Aşağılanan, horlanan toplumun, aşağılanmışlığını sömüren;
makam ve çıkar için bütün kutsallarını pazarlayan dışarıdan
güdümlü muhteris birileri gelir; bu itilmiş kakılmışlığı kara bir güç
olarak arkasına alır, bütün toplumun başına kara bela olur.
Bu ayrımcılığı yapan “cumhuriyet çocukları” da yalandan ağlaşır.‎
Şunu diyorum:
Türk Sanat Müziği (TSM)
Türk Halk Müziği (THM)‎
Bu adlandırmadan daha berbat bir ayrımcılık mı olur ?..

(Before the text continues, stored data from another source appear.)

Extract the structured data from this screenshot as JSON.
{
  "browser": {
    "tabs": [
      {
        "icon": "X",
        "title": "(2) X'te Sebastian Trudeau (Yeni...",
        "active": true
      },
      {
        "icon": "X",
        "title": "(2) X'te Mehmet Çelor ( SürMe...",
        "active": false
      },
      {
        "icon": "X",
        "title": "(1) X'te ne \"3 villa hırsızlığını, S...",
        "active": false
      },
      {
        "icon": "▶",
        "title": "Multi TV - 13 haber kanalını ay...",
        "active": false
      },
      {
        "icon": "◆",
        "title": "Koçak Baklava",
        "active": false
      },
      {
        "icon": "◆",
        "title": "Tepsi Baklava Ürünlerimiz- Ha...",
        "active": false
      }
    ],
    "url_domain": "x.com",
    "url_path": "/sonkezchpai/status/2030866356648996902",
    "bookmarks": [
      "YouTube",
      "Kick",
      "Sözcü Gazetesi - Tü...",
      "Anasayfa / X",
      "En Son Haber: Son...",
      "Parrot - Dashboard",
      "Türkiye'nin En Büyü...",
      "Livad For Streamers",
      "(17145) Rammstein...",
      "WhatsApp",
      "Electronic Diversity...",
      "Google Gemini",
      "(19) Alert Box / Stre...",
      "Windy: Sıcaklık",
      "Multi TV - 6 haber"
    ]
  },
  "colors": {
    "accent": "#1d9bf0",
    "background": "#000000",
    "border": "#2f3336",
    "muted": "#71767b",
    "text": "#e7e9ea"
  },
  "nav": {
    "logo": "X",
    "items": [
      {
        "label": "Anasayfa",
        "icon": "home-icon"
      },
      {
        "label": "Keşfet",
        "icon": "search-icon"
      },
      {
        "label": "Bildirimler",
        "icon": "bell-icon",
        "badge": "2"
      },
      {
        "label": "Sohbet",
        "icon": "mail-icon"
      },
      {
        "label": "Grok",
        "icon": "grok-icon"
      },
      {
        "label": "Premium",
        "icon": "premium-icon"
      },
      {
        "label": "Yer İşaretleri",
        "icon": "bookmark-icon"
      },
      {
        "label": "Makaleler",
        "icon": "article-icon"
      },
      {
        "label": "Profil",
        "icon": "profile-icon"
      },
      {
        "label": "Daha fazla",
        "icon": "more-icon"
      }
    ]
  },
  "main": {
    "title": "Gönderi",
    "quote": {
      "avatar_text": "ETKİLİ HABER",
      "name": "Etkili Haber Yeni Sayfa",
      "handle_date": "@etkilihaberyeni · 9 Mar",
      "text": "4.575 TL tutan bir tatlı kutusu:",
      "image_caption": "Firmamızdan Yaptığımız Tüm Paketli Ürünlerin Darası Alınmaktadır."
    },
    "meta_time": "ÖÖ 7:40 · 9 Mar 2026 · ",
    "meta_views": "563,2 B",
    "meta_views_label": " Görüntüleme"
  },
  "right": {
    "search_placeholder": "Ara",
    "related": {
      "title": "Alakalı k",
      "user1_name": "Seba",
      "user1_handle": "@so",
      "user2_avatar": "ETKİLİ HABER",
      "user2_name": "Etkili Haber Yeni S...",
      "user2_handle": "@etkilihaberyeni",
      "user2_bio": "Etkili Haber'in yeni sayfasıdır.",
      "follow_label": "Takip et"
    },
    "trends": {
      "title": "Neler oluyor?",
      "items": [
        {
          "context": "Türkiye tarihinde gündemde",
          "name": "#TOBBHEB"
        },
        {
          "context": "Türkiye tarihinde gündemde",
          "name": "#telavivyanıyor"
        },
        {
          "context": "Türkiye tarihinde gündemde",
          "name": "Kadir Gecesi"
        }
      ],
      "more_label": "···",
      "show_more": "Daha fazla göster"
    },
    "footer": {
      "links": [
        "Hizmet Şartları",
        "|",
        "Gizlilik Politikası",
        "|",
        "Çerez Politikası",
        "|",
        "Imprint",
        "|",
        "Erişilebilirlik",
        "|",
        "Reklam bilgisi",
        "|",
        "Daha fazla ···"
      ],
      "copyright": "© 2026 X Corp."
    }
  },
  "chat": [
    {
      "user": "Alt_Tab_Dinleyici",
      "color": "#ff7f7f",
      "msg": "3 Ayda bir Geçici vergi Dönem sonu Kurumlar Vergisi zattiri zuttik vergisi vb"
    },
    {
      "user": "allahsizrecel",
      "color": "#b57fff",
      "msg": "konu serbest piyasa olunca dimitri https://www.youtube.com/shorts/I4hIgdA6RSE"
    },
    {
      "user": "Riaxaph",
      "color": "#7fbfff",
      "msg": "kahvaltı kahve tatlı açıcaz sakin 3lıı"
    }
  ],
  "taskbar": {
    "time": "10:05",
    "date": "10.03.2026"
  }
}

Halkı hor görüyorsunuz, anladık da türküleri sanattan saymamak gibi
bir dangalaklık yapma hakkını nereden aldınız !..‎
‎”Şairim
Zifiri karanlıkta gelse şiirin hası
Ayak seslerinden tanırım
Ne zaman bir köy türküsü duysam
Şairliğmden utanırım”
diyen ve:
‎”Ah bu türküler, köy türküleri
Mis gibi insan kokar, mis gibi toprak
Hilesiz hurdasız, çırılçıplak
Dişisi dişi, erkeği erkek
Kaşı kaş, gözü göz, yarası yara
Bıçağı bıçak.
Ah bu türküler, köy türküleri
Karanlık kuyularda açılmış çiçekler gibi
Kiminin reyhasından geçilmez
Kimi zehir, kimi zemberek gibi…”
diye devam eden Bedri Rahmi’den de mi utanmadınız;
o “büyük aklınızla” ad mı bulamadınız.
Türk Müziği, başlığında:‎
ŞARKILAR
TÜRKÜLER…. demek çok mu zordu ?..‎
Sizin için zor olan, kendinizi halk ile bir tutmak.
Aşağılık duygunuzu perdelemek için, kendinizce bir üstünlük
icat etmek: TSM – THM… Hastirin !..‎
Anlamadan dinlediğiniz “sanat”; söyleyen “sanatçı”;
yüreğiyle dinleyenlerin ki “halk müziği” söyleyen “türkücü”.
Halkı aşağılayan halkçı geçinmekten de geri kalmayan
halk dalkavukları yüzünden,halk düşmanları, halkın kahramanı oluyor.